David Axe
Ukraine’s foreign allies have pledged to the Ukrainian war efforts dozens of armored engineering vehicles: American-made M-88s; Challenger recovery vehicles from the United Kingdom; Bergepanzers, Wisents and Dachs from Germany; and even some very rare Norwegian NM189s, Swedish Bgbv 90s and Leopard 2Rs from Finland.
But for all that, the most common AEV in Ukrainian service is an ex-Soviet classic: the IMR-2. Basically, an old T-72 tank chassis with a crane in the place of its turret plus a hull-mounted dozer blade.
The IMR-2s are everywhere along the 600-mile front line in Ukraine: unsticking vehicles stuck in the mud, towing abandoned Russian tanks from rivers and using their dozer blades to clear paths through minefields.
The two-person, 47-ton IMR-2s with their 840-horsepower diesel engines are anything but sophisticated. They’re underpowered and lightly protected compared to the latest Western engineering vehicles. But they’re reliable ... and available. And that counts for a lot.
It actually is an accident of history that the Ukrainian army, marine corps, separate air-assault forces and other military branches have so many IMR-2s.

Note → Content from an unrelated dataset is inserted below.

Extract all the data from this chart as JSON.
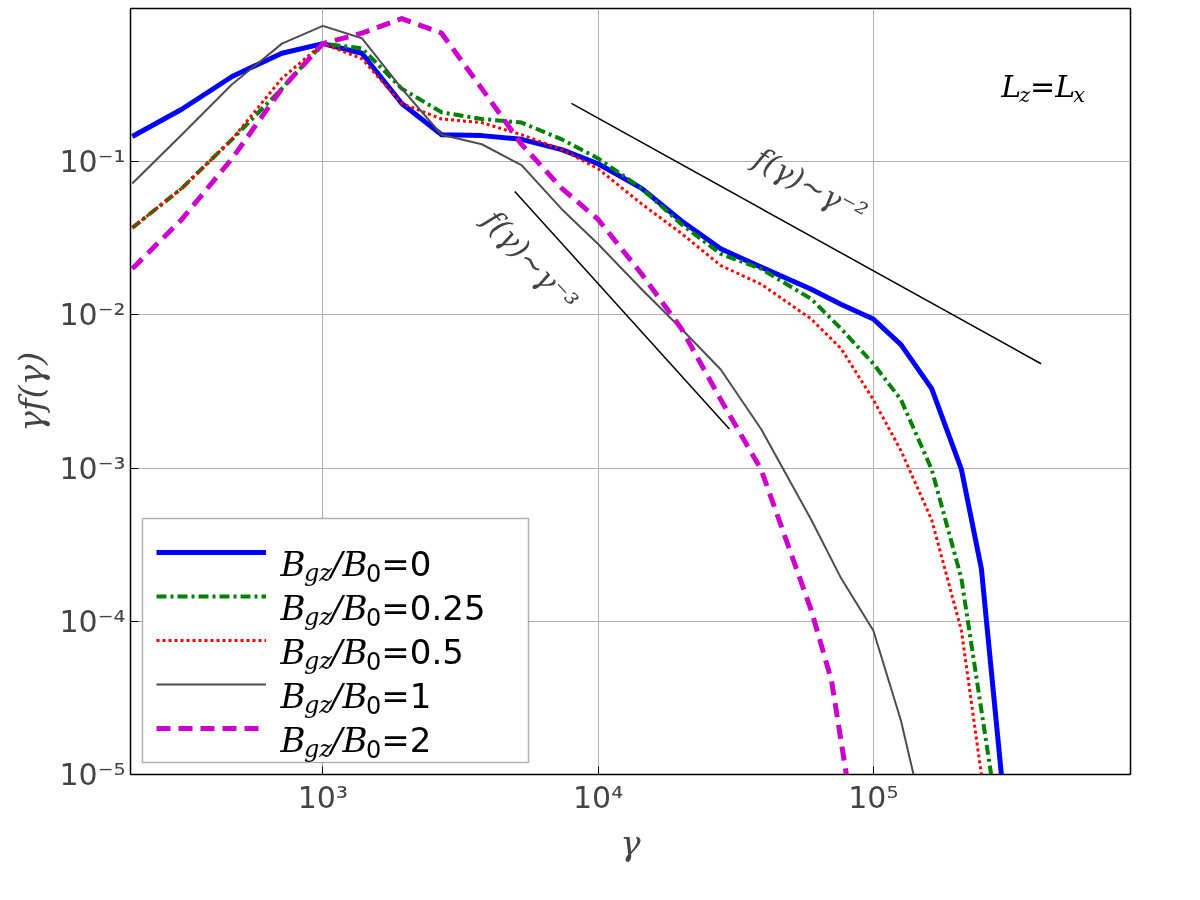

Yes, the Ukrainians in the first 18 months of Russia’s wider war on Ukraine have captured from Russian forces no fewer than a dozen IMR-2s. But most of Ukraine’s IMR-2s are from Ukrainian stocks.
As social media user B-AREV explained in a recent post: when the Soviet Union collapsed in 1991, its army left behind in Ukraine scores of IMR-2s. In the 2010s, there still were several dozen decades-old IMR-2s in storage at the 20th Arsenal of the Engineer Troops in Kyiv Oblast.
The IMR-2s were among the more common vehicles at the storage site, greatly outnumbering UR-77 mineclearing vehicles, BRM-2 mineclearers and BAT-2 forest-clearing vehicles.
That makes sense. Where a UR-77 with its explosive line-charge is good for pretty much one thing—clearing a minefield—an IMR-2 can do lots of things. Assist with construction. Recover immobilized vehicles. Clear mines with its dozer blade. Even help to fill enemy trenches and breach enemy berms.
So it also makes sense that, when Russian forces first invaded Ukraine in early 2014 and the Ukrainian armed forces mobilized for what would be a very long war, technicians began reactivating many of the IMR-2s at the 20th Arsenal.
Between the IMR-2s that already were in service, the IMR-2s the Ukrainians recovered from open storage and the IMR-2s Russian forces have abandoned in Ukraine, Kyiv’s brigades might have more than 50 of the old—but reliable and versatile—engineering vehicles.
Think of them as the very opposite of what might be among the rarest and most specialized of Ukraine’s engineering vehicles: the BTM-3 trench-diggers.